No, you've misunderstood my point
(no I think you have misunderstood me and I think you know it, we are talking about Banks here not Burger King or KFC or McDonalds. If instead of going to court you settle because YOU HAVE NO CASE AS YOU KNOW YOU HAVE BEEN ACTING UNLAWFULLY AND YOU ARE ALSO DELIBERATELY CONCEALING THIS FACT), the last thing you need is people engineering claims who’s talking about engineering claim? I am talking about banks attempts to silence people, using confidentiality to do this, because they want to limit the damage they are facing) against you knowing you'll pay out before court (but why would they pay up if they had a case and they truly belived they would win it. Surely they would fire in their top highly expensive legal teams and fully resource this action to the max, to show they were/have always been right. But no they choose to pay up prior to court and then try to impose conditions onto our claims, which we don’t have to accept… simple.) . For this reason, it is SOP for a large company to try to impose confidentiality regardless of who they're dealing with or the nature of the case. Defend it and this would not be needed………. McDonald's went to court in that case, but being one of the 30 largest companies in the US means you can afford to fight these cases willy-nilly (they even got the original $2.9m order reduced to $640k) (well done McDonalds don’t choke on your burgers in the boardroom). Confidentiality in and of itself doesn't imply any wrongdoing. (It smells strongly as if it’s a cover up, with a large amount of damage limitation to boot)

 

 

Not heard of McLibel, then? After 7 years, McDonald's secured a judgment for £60,000, and ran up legal costs into millions. To date, they have received nothing, and hold no hope of ever doing so. As far as personal injury goes, it may well be cheaper to pay someone off for £10k than to end up running up thousands in costs which the claimant would be unable to pay should their claim fail. We are talking about banks here, but if I slip over inside one on a wet floor, without signage and the do my leg in, that would be a nice little PI claim I would bee putting in.
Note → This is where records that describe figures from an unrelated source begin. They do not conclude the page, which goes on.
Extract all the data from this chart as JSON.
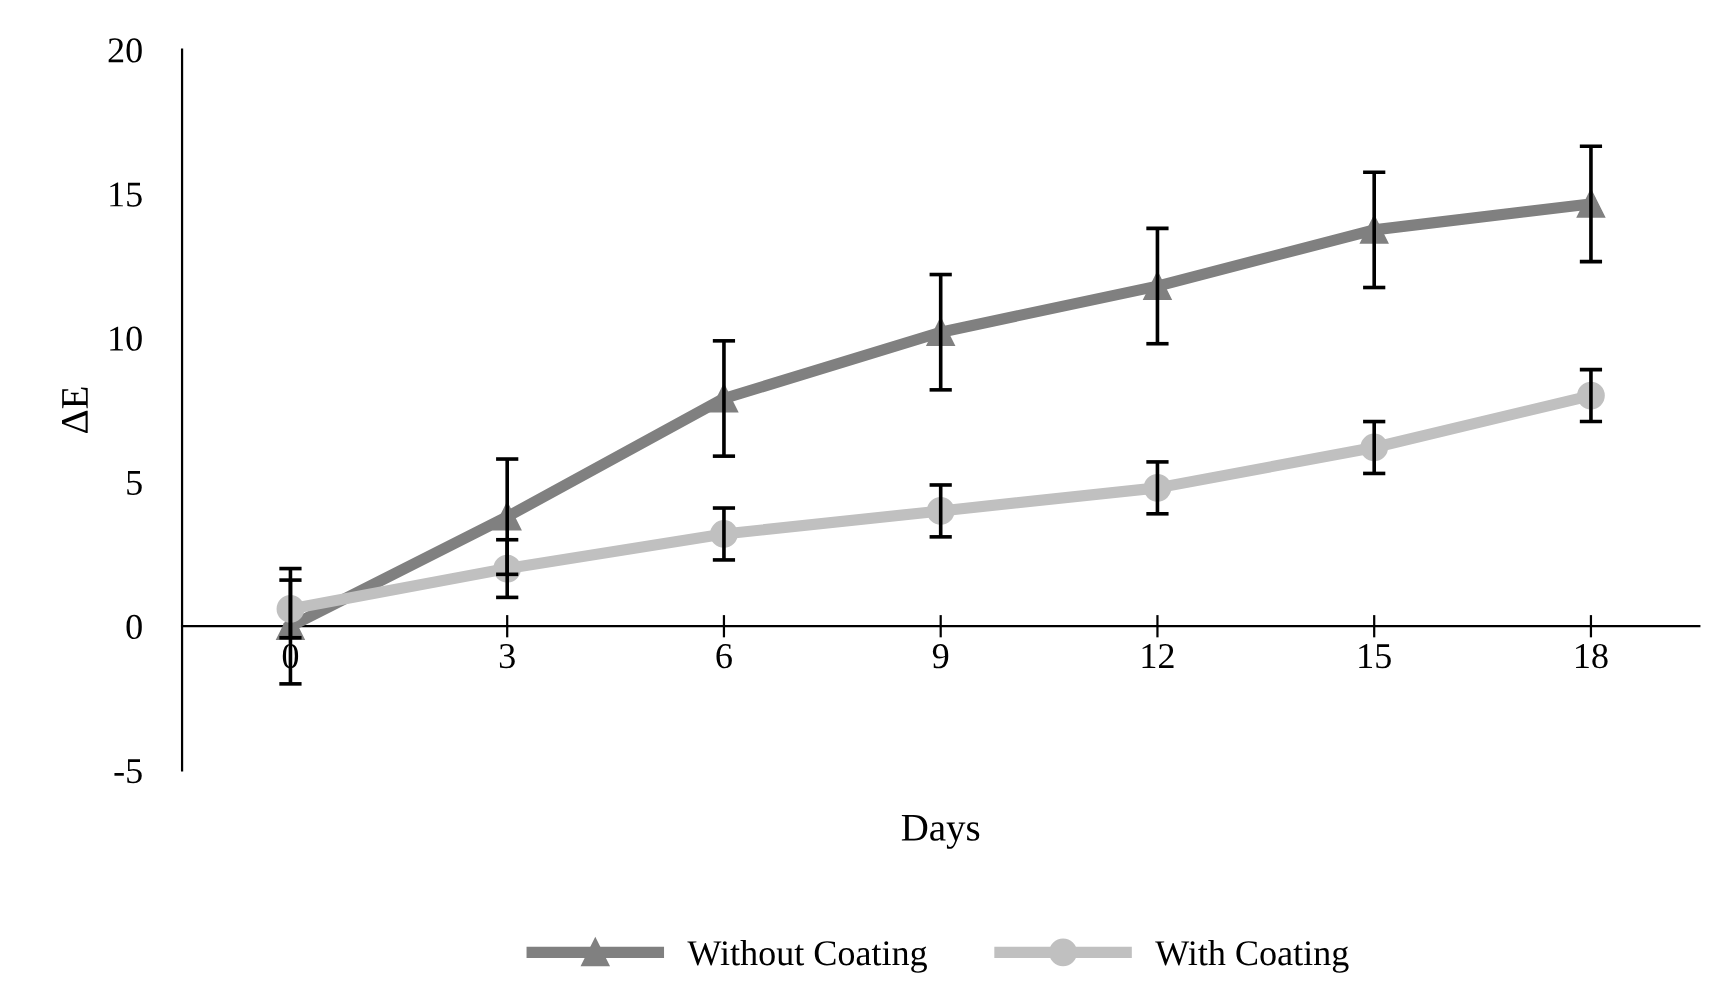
{
  "chart_data": {
    "type": "line",
    "xlabel": "Days",
    "ylabel": "ΔE",
    "x": [
      0,
      3,
      6,
      9,
      12,
      15,
      18
    ],
    "series": [
      {
        "name": "Without Coating",
        "color": "#808080",
        "marker": "triangle",
        "values": [
          0,
          3.8,
          7.9,
          10.2,
          11.8,
          13.75,
          14.65
        ],
        "errors": [
          2,
          2,
          2,
          2,
          2,
          2,
          2
        ]
      },
      {
        "name": "With Coating",
        "color": "#c0c0c0",
        "marker": "circle",
        "values": [
          0.6,
          2.0,
          3.2,
          4.0,
          4.8,
          6.2,
          8.0
        ],
        "errors": [
          1,
          1,
          0.9,
          0.9,
          0.9,
          0.9,
          0.9
        ]
      }
    ],
    "xlim": [
      -1.5,
      19.5
    ],
    "xticks": [
      0,
      3,
      6,
      9,
      12,
      15,
      18
    ],
    "ylim": [
      -5,
      20
    ],
    "yticks": [
      -5,
      0,
      5,
      10,
      15,
      20
    ],
    "grid": false,
    "legend": "bottom",
    "line_style": "solid"
  }
}
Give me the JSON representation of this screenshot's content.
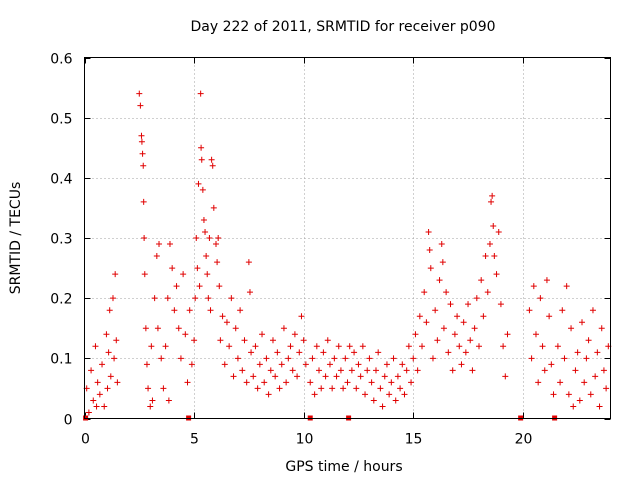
{
  "chart_data": {
    "type": "scatter",
    "title": "Day 222 of 2011, SRMTID for receiver p090",
    "xlabel": "GPS time / hours",
    "ylabel": "SRMTID / TECUs",
    "xlim": [
      0,
      24
    ],
    "ylim": [
      0,
      0.6
    ],
    "xticks": [
      0,
      5,
      10,
      15,
      20
    ],
    "xtick_labels": [
      "0",
      "5",
      "10",
      "15",
      "20"
    ],
    "yticks": [
      0,
      0.1,
      0.2,
      0.3,
      0.4,
      0.5,
      0.6
    ],
    "ytick_labels": [
      "0",
      "0.1",
      "0.2",
      "0.3",
      "0.4",
      "0.5",
      "0.6"
    ],
    "grid": true,
    "marker": "plus",
    "color": "#e00000",
    "series": [
      {
        "name": "SRMTID",
        "points": [
          [
            0.1,
            0.05
          ],
          [
            0.2,
            0.01
          ],
          [
            0.3,
            0.08
          ],
          [
            0.4,
            0.03
          ],
          [
            0.5,
            0.12
          ],
          [
            0.55,
            0.02
          ],
          [
            0.6,
            0.06
          ],
          [
            0.7,
            0.04
          ],
          [
            0.8,
            0.09
          ],
          [
            0.9,
            0.02
          ],
          [
            1.0,
            0.14
          ],
          [
            1.05,
            0.05
          ],
          [
            1.1,
            0.11
          ],
          [
            1.15,
            0.18
          ],
          [
            1.2,
            0.07
          ],
          [
            1.3,
            0.2
          ],
          [
            1.35,
            0.1
          ],
          [
            1.4,
            0.24
          ],
          [
            1.45,
            0.13
          ],
          [
            1.5,
            0.06
          ],
          [
            2.5,
            0.54
          ],
          [
            2.55,
            0.52
          ],
          [
            2.6,
            0.47
          ],
          [
            2.62,
            0.46
          ],
          [
            2.65,
            0.44
          ],
          [
            2.68,
            0.42
          ],
          [
            2.7,
            0.36
          ],
          [
            2.72,
            0.3
          ],
          [
            2.75,
            0.24
          ],
          [
            2.8,
            0.15
          ],
          [
            2.85,
            0.09
          ],
          [
            2.9,
            0.05
          ],
          [
            3.0,
            0.02
          ],
          [
            3.05,
            0.12
          ],
          [
            3.1,
            0.03
          ],
          [
            3.2,
            0.2
          ],
          [
            3.3,
            0.27
          ],
          [
            3.35,
            0.15
          ],
          [
            3.4,
            0.29
          ],
          [
            3.5,
            0.1
          ],
          [
            3.6,
            0.05
          ],
          [
            3.7,
            0.12
          ],
          [
            3.8,
            0.2
          ],
          [
            3.85,
            0.03
          ],
          [
            3.9,
            0.29
          ],
          [
            4.0,
            0.25
          ],
          [
            4.1,
            0.18
          ],
          [
            4.2,
            0.22
          ],
          [
            4.3,
            0.15
          ],
          [
            4.4,
            0.1
          ],
          [
            4.5,
            0.24
          ],
          [
            4.6,
            0.14
          ],
          [
            4.7,
            0.06
          ],
          [
            4.8,
            0.18
          ],
          [
            4.9,
            0.09
          ],
          [
            5.0,
            0.13
          ],
          [
            5.05,
            0.2
          ],
          [
            5.1,
            0.3
          ],
          [
            5.15,
            0.25
          ],
          [
            5.2,
            0.39
          ],
          [
            5.25,
            0.22
          ],
          [
            5.3,
            0.54
          ],
          [
            5.32,
            0.45
          ],
          [
            5.35,
            0.43
          ],
          [
            5.4,
            0.38
          ],
          [
            5.45,
            0.33
          ],
          [
            5.5,
            0.31
          ],
          [
            5.55,
            0.27
          ],
          [
            5.6,
            0.24
          ],
          [
            5.65,
            0.2
          ],
          [
            5.7,
            0.3
          ],
          [
            5.75,
            0.18
          ],
          [
            5.8,
            0.43
          ],
          [
            5.85,
            0.42
          ],
          [
            5.9,
            0.35
          ],
          [
            6.0,
            0.29
          ],
          [
            6.05,
            0.26
          ],
          [
            6.1,
            0.3
          ],
          [
            6.15,
            0.22
          ],
          [
            6.2,
            0.13
          ],
          [
            6.3,
            0.17
          ],
          [
            6.4,
            0.09
          ],
          [
            6.5,
            0.16
          ],
          [
            6.6,
            0.12
          ],
          [
            6.7,
            0.2
          ],
          [
            6.8,
            0.07
          ],
          [
            6.9,
            0.15
          ],
          [
            7.0,
            0.1
          ],
          [
            7.1,
            0.18
          ],
          [
            7.2,
            0.08
          ],
          [
            7.3,
            0.13
          ],
          [
            7.4,
            0.06
          ],
          [
            7.5,
            0.26
          ],
          [
            7.55,
            0.21
          ],
          [
            7.6,
            0.11
          ],
          [
            7.7,
            0.07
          ],
          [
            7.8,
            0.12
          ],
          [
            7.9,
            0.05
          ],
          [
            8.0,
            0.09
          ],
          [
            8.1,
            0.14
          ],
          [
            8.2,
            0.06
          ],
          [
            8.3,
            0.1
          ],
          [
            8.4,
            0.04
          ],
          [
            8.5,
            0.08
          ],
          [
            8.6,
            0.13
          ],
          [
            8.7,
            0.07
          ],
          [
            8.8,
            0.11
          ],
          [
            8.9,
            0.05
          ],
          [
            9.0,
            0.09
          ],
          [
            9.1,
            0.15
          ],
          [
            9.2,
            0.06
          ],
          [
            9.3,
            0.1
          ],
          [
            9.4,
            0.12
          ],
          [
            9.5,
            0.08
          ],
          [
            9.6,
            0.14
          ],
          [
            9.7,
            0.07
          ],
          [
            9.8,
            0.11
          ],
          [
            9.9,
            0.17
          ],
          [
            10.0,
            0.13
          ],
          [
            10.1,
            0.09
          ],
          [
            10.3,
            0.06
          ],
          [
            10.4,
            0.1
          ],
          [
            10.5,
            0.04
          ],
          [
            10.6,
            0.12
          ],
          [
            10.7,
            0.08
          ],
          [
            10.8,
            0.05
          ],
          [
            10.9,
            0.11
          ],
          [
            11.0,
            0.07
          ],
          [
            11.1,
            0.13
          ],
          [
            11.2,
            0.09
          ],
          [
            11.3,
            0.05
          ],
          [
            11.4,
            0.1
          ],
          [
            11.5,
            0.07
          ],
          [
            11.6,
            0.12
          ],
          [
            11.7,
            0.08
          ],
          [
            11.8,
            0.05
          ],
          [
            11.9,
            0.1
          ],
          [
            12.0,
            0.06
          ],
          [
            12.1,
            0.12
          ],
          [
            12.2,
            0.08
          ],
          [
            12.3,
            0.11
          ],
          [
            12.4,
            0.05
          ],
          [
            12.5,
            0.09
          ],
          [
            12.6,
            0.07
          ],
          [
            12.7,
            0.12
          ],
          [
            12.8,
            0.04
          ],
          [
            12.9,
            0.08
          ],
          [
            13.0,
            0.1
          ],
          [
            13.1,
            0.06
          ],
          [
            13.2,
            0.03
          ],
          [
            13.3,
            0.08
          ],
          [
            13.4,
            0.11
          ],
          [
            13.5,
            0.05
          ],
          [
            13.6,
            0.02
          ],
          [
            13.7,
            0.07
          ],
          [
            13.8,
            0.09
          ],
          [
            13.9,
            0.04
          ],
          [
            14.0,
            0.06
          ],
          [
            14.1,
            0.1
          ],
          [
            14.2,
            0.03
          ],
          [
            14.3,
            0.07
          ],
          [
            14.4,
            0.05
          ],
          [
            14.5,
            0.09
          ],
          [
            14.6,
            0.04
          ],
          [
            14.7,
            0.08
          ],
          [
            14.8,
            0.12
          ],
          [
            14.9,
            0.06
          ],
          [
            15.0,
            0.1
          ],
          [
            15.1,
            0.14
          ],
          [
            15.2,
            0.08
          ],
          [
            15.3,
            0.17
          ],
          [
            15.4,
            0.12
          ],
          [
            15.5,
            0.21
          ],
          [
            15.6,
            0.16
          ],
          [
            15.7,
            0.31
          ],
          [
            15.75,
            0.28
          ],
          [
            15.8,
            0.25
          ],
          [
            15.9,
            0.1
          ],
          [
            16.0,
            0.18
          ],
          [
            16.1,
            0.13
          ],
          [
            16.2,
            0.23
          ],
          [
            16.3,
            0.29
          ],
          [
            16.35,
            0.26
          ],
          [
            16.4,
            0.15
          ],
          [
            16.5,
            0.21
          ],
          [
            16.6,
            0.11
          ],
          [
            16.7,
            0.19
          ],
          [
            16.8,
            0.08
          ],
          [
            16.9,
            0.14
          ],
          [
            17.0,
            0.17
          ],
          [
            17.1,
            0.12
          ],
          [
            17.2,
            0.09
          ],
          [
            17.3,
            0.16
          ],
          [
            17.4,
            0.11
          ],
          [
            17.5,
            0.19
          ],
          [
            17.6,
            0.13
          ],
          [
            17.7,
            0.08
          ],
          [
            17.8,
            0.15
          ],
          [
            17.9,
            0.2
          ],
          [
            18.0,
            0.12
          ],
          [
            18.1,
            0.23
          ],
          [
            18.2,
            0.17
          ],
          [
            18.3,
            0.27
          ],
          [
            18.4,
            0.21
          ],
          [
            18.5,
            0.29
          ],
          [
            18.55,
            0.36
          ],
          [
            18.6,
            0.37
          ],
          [
            18.65,
            0.32
          ],
          [
            18.7,
            0.27
          ],
          [
            18.8,
            0.24
          ],
          [
            18.9,
            0.31
          ],
          [
            19.0,
            0.19
          ],
          [
            19.1,
            0.12
          ],
          [
            19.2,
            0.07
          ],
          [
            19.3,
            0.14
          ],
          [
            20.3,
            0.18
          ],
          [
            20.4,
            0.1
          ],
          [
            20.5,
            0.22
          ],
          [
            20.6,
            0.14
          ],
          [
            20.7,
            0.06
          ],
          [
            20.8,
            0.2
          ],
          [
            20.9,
            0.12
          ],
          [
            21.0,
            0.08
          ],
          [
            21.1,
            0.23
          ],
          [
            21.2,
            0.17
          ],
          [
            21.3,
            0.09
          ],
          [
            21.4,
            0.04
          ],
          [
            21.6,
            0.12
          ],
          [
            21.7,
            0.06
          ],
          [
            21.8,
            0.18
          ],
          [
            21.9,
            0.1
          ],
          [
            22.0,
            0.22
          ],
          [
            22.1,
            0.04
          ],
          [
            22.2,
            0.15
          ],
          [
            22.3,
            0.02
          ],
          [
            22.4,
            0.08
          ],
          [
            22.5,
            0.11
          ],
          [
            22.6,
            0.03
          ],
          [
            22.7,
            0.16
          ],
          [
            22.8,
            0.06
          ],
          [
            22.9,
            0.1
          ],
          [
            23.0,
            0.13
          ],
          [
            23.1,
            0.04
          ],
          [
            23.2,
            0.18
          ],
          [
            23.3,
            0.07
          ],
          [
            23.4,
            0.11
          ],
          [
            23.5,
            0.02
          ],
          [
            23.6,
            0.15
          ],
          [
            23.7,
            0.08
          ],
          [
            23.8,
            0.05
          ],
          [
            23.9,
            0.12
          ]
        ]
      }
    ],
    "gap_markers": [
      0.05,
      4.75,
      10.3,
      12.05,
      19.9,
      21.45
    ]
  }
}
If I were putting in a claim beyond 6 years, I wouldn't rely who’s on about relying on it I was purely using it to illustrate a bigger picture. on the use of confidentiality as the basis for defeating S32, especially not if they have not proposed it to you personally in an offer.

 

Anyway I am sure people are bored about this now.

 

meagain I thank you for your opinions on this, but shall we move on.

 

Surely we should be talking about how we prove the banks have deliberately concealed the unlawfulness of their charges for years and years, not how they are now trying to use confidentiality to limit the damage and to avoid paying out on the inevitable.